SOUTH PLAINFIELD, NJ - A lifelong resident of South Plainfield and former member of the borough’s council, Christine Buteas is running for mayor on the Democratic ticket.
Buteas was elected to a three-year term on the South Plainfield Borough Council in 2008 when her and fellow Democratic running mate Franky Salerno defeated incumbent Republicans Matthew Anesh and Robert Bengivenga for two council seats. In 2011, she sought re-election to a second term with running mate John Sorrentino; both Democrats lost to Alex Barletta and Derryck White, the two Republican incumbents seeking re-election to the South Plainfield Borough Council this year. On a local front she also served on the Board of Adjustment, Recreation Commission, Health Advisory Board and Public Celebrations Committee.
With a master’s degree in public administration, Buteas is currently employed with the non-profit Home Care Association of New Jersey. Additionally, she volunteers on several non-profit boards, including the Suburban Women's Club of South Plainfield, the Women’s Political Caucus of New Jersey, New Leaders Council and Rowan University’s Alumni Board and Athletic Advisory Committee.

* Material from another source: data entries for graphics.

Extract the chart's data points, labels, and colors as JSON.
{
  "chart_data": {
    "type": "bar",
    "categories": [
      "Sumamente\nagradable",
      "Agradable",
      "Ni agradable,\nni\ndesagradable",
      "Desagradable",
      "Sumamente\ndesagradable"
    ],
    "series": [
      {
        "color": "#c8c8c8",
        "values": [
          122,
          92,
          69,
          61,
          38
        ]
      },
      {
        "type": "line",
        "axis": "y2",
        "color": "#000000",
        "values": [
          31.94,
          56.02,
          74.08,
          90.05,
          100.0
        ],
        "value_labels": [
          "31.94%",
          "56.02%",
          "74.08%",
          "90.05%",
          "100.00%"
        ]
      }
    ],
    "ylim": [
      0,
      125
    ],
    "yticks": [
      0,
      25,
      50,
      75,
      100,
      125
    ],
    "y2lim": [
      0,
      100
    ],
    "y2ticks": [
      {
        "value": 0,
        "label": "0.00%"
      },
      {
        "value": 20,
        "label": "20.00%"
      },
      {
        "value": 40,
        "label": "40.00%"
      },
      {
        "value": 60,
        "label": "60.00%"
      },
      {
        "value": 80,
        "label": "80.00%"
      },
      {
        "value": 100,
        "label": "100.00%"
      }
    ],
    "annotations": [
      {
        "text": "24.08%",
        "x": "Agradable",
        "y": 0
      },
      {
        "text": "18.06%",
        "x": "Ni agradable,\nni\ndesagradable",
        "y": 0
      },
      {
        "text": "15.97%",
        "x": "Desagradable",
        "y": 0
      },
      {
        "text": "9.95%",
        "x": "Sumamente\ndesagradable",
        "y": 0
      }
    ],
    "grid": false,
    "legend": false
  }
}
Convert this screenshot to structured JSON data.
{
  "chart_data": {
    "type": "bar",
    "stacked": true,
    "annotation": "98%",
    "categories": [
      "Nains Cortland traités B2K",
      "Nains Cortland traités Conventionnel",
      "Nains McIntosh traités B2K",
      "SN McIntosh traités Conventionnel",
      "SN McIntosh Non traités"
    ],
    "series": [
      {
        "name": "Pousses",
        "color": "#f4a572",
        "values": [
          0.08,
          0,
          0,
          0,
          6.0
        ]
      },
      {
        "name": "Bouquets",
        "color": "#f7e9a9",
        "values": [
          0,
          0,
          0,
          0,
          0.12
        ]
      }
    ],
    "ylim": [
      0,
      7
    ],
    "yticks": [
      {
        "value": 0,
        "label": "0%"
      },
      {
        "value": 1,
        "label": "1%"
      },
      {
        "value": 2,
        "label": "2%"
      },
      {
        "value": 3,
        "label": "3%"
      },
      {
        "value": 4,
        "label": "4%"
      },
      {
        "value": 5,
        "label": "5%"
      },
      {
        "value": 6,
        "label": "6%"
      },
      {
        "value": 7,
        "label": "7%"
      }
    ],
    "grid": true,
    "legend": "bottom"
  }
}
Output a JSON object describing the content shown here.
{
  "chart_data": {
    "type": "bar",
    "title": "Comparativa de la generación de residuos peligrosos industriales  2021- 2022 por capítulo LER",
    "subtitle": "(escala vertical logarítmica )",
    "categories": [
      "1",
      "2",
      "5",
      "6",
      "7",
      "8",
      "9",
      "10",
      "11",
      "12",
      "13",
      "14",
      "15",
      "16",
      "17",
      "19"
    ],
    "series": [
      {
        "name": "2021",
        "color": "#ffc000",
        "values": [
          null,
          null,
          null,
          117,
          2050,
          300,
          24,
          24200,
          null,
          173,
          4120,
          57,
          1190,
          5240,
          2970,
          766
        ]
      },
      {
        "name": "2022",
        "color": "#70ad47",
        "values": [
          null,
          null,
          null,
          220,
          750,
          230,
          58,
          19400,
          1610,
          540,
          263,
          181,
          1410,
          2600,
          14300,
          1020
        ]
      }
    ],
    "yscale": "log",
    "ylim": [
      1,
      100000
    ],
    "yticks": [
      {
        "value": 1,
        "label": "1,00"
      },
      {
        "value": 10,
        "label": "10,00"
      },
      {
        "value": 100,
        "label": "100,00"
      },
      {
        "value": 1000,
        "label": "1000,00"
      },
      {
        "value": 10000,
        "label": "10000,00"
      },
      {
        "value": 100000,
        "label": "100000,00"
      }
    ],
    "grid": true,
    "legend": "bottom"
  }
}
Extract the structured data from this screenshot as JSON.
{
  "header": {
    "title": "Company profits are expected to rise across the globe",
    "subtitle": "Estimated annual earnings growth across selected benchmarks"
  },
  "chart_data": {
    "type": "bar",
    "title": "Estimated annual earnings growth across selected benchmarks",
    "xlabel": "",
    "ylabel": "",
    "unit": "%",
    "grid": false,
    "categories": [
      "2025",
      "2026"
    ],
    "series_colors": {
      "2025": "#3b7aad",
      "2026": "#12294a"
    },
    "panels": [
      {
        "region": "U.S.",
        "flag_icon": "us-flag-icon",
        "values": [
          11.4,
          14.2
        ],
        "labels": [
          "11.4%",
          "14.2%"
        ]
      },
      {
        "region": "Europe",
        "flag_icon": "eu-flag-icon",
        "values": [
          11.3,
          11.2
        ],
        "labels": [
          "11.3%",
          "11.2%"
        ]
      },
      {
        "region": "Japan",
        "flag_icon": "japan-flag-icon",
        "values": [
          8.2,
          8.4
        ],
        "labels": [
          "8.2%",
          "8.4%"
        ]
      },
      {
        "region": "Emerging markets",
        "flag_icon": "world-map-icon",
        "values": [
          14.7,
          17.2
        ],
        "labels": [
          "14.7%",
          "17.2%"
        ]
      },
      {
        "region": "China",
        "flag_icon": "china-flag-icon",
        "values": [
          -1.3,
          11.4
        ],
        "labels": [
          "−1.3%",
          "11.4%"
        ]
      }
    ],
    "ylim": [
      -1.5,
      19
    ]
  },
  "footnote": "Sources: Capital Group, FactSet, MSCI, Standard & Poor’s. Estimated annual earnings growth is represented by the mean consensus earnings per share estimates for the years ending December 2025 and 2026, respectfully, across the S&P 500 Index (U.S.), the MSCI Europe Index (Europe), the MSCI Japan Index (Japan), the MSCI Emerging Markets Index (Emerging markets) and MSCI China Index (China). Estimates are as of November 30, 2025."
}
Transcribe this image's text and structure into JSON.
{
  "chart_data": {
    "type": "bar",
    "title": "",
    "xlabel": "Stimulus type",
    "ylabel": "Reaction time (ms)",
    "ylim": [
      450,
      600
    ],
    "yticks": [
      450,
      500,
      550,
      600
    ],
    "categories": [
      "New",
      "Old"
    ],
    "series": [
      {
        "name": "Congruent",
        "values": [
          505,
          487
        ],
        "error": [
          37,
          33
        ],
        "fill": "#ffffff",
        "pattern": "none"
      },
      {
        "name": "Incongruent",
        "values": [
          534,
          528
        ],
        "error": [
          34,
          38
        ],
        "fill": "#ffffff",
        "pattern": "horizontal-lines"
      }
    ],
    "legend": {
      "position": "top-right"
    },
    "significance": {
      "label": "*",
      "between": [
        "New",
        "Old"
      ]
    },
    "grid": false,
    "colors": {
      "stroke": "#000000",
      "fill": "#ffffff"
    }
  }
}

If elected mayor, Buteas said the top items on her ‘to do’ list include “curing South Plainfield’s spreading traffic plaque; creating dynamic partnerships between the borough, neighborhoods, and police force to enable more effective deterrents to crime; and putting South Plainfield’s fiscal house back in order by forcing borough government to live with its means and putting an end to borrowing and raiding our surplus accounts to balance the budget.”
The candidate feels the biggest challenge to South Plainfield today is traffic. “[It] threatens to close off our communities and stifle our businesses,” she said. “By tackling this issue, we have the opportunity to create streets that are safer for our families and kids, more efficient for commuters, and which make it easier for our businesses to attract customers.”
South Plainfield, said Buteas, is not immune to violent crime and while the community is fortunate to have a dedicated, professional police department Buteas feels the current administration is asking them to maintain the same policies they did in 2009. “Many of the residents I speak to fear for the future of their neighborhoods,” she said. “Borough government needs to step up and give our police the backup they need to fight crime in 2014.”
Deeply committed to the borough’s future, Buteas said she is seeking the mayoral seat because she feels it is time “borough government return to focusing on matters that threaten South Plainfield’s quality of life in an honest and open way.” According to Buteas, residents’ needs “are being unmet” and “policies are being implemented for short-term political gain that will weaken [South Plainfield] as a community in the long-term.”
The current administration, she said, has had five years of control and has not delivered on any of the key issues facing the borough in terms of traffic, increased crime and long-term fiscal health. “Mayor [Matt] Anesh and the Republicans have been in office five years and, during that time, our traffic has gotten worse, many residents fear an increase in crime, and our fiscal foundation has become riddled with holes,” she said.
As mayor, Buteas said she will work to “change the way business in done in Borough Hall to fix these problems and position ourselves for a stronger future.”